Kedua Tim gabungan melakukan Pengawasan dan Pengintaian dengan menggunakan 2 unit speedboat patroli , yaitu Speedboat BC 10017 dan Speedboat Selodang, namun kegiatan profiling & surveillance tersebut belum berhasil menemukan target di sekitar perairan Dumai dan Bengkalis.
Kemudian Bea Cukai Dumai bersama Tim Gabungan Patroli mendapat informasi selanjutnya bahwa target memasuki wilayah darat. Tim Gabungan bergerak cepat dialihkan ke sekitar wilayah Dumai.Tim Gabungan mencurigai sebuah kendaraan Toyota Avanza warna hitam dengan nomor polisi B.227 TOM yang diduga digunakan oleh para pelaku penyeludupan Narkotika. Kendaraan tersebut melaju dengan kecepatan tinggi menuju Tol Dumai – Pekanbaru, sehingga Tim Gabungan melakukan pengejaran dan berhasil menghentikan kendaraan tersebut di wilayah Duri Bengkalis.
Hasil penyelidikan , Tim Gabungan menemukan sebanyak 8.000 gram Narkotika Jenis Sabu yang dikemas dalam 8 ( delapan ) bungkus Teh China berwarna ungu bergambar Harimau, dan disembunyikan dalam kotak di dalam kotak Tool Kit yang disimpan dalam bagasi mobil, selain itu Tim Gabungan menemukan 1( satu ) kantong plastik kecil bening yang dalamnya berisi Sabu dengan berat total 3 ( tiga ) gram. Seluruh barang bukti berikut tersangka diserahkan dan diamankan untuk diproses sesuai hukum yang berlaku.
Kepala Seksi Penyuluhan dan Layanan Informasi Bea Cukai Dumai Dedi Husni,SE,M.M menjelaskan bahwa berdasarkan hasil uji awal menggunakan Narcotics Identification Kit ( NIK ) milik Bea Cukai Dumai, seluruh paket yang diamankan menunjukkan hasil positif mengandung Metamfetamina, secara keseluruhan totalnya 8.000 gram sabu berhasil diamankan, dengan taksiran nilai barang mencapai Rp 8.003.000.000 ( delapan milyar tiga juta rupiah ).

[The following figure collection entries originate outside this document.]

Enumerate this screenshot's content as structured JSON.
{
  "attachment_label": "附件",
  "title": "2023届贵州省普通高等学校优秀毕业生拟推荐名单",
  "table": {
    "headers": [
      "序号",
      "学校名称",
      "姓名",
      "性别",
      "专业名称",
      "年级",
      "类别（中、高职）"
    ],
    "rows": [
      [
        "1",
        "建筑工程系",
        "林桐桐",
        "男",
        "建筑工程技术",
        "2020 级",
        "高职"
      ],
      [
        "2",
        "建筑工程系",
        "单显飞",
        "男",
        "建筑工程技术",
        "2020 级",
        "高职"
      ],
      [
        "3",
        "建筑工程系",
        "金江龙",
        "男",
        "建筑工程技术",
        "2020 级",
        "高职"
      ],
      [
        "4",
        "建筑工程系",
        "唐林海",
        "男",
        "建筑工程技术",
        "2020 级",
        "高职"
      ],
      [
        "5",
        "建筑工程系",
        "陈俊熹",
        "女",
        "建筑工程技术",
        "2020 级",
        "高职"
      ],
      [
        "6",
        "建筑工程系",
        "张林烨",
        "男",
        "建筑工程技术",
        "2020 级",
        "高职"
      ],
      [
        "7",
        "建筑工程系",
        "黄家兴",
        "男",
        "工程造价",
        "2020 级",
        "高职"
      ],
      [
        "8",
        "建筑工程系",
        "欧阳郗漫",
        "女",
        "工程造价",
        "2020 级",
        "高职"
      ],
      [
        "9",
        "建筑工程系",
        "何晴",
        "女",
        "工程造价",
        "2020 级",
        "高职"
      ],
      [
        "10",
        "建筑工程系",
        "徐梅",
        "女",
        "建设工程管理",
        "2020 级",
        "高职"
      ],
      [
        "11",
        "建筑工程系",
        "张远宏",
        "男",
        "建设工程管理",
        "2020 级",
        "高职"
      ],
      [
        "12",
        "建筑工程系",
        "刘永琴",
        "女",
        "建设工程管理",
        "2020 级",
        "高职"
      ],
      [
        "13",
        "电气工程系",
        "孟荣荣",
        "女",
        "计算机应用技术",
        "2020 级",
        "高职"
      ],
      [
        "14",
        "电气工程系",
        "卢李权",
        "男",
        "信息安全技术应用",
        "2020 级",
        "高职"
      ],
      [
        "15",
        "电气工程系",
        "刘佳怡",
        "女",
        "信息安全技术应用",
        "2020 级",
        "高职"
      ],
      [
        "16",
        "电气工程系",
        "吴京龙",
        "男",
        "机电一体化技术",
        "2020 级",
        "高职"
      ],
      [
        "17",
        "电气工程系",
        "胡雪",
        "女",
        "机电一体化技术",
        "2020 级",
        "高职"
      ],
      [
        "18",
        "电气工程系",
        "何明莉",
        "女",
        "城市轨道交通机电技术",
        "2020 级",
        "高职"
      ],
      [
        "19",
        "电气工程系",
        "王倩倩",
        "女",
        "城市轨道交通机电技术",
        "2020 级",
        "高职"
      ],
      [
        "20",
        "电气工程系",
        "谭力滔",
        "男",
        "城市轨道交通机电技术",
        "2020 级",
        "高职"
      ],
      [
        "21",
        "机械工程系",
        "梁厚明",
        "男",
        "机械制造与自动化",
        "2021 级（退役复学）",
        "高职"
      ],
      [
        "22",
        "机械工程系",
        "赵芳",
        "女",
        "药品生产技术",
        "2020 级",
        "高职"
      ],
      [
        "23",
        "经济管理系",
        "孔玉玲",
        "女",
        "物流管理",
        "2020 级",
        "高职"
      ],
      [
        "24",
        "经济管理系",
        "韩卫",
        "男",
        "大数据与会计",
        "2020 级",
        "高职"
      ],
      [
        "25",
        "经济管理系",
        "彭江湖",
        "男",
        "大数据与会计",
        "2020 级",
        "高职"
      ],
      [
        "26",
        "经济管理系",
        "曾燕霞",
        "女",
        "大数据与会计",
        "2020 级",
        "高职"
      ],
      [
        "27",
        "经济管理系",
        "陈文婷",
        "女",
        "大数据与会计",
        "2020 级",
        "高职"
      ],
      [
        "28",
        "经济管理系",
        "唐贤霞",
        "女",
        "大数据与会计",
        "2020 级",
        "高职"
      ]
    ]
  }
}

Dedi Husni menambahkan bahwa perbuatan ini dapat dikenakan sanksi berdasarkan Undang – Undang Nomor 10 Tahun 1995 sebagaimana telah diubah dengan UU No.17 Tahun 2009 tentang Narkotika.
Kepala Seksi Penyuluhan dan Layanan Informasi Bea Cukai Dumai Dedi Husni,SE,M.M, Bea Cukai Dumai bersama pemangku kepentingan untuk memerangi dan memberantas peredaran narkotika, beliau menyampaikan Apresiasi kepada masyarakat atas peran aktifnya dalam memberikan informasi .” Ini bukti bahwa perang terhadap narkotika tidak bisa dilakukan sendiri, tetapi harus bersinergi yang saling mendukung.Dalam penindakan ini Bea Cukai Dumai telah bersama- sama menyelamatkan sekitar 40.015 jiwa dari ancaman penyalahgunaan narkotika,” pungkasnya.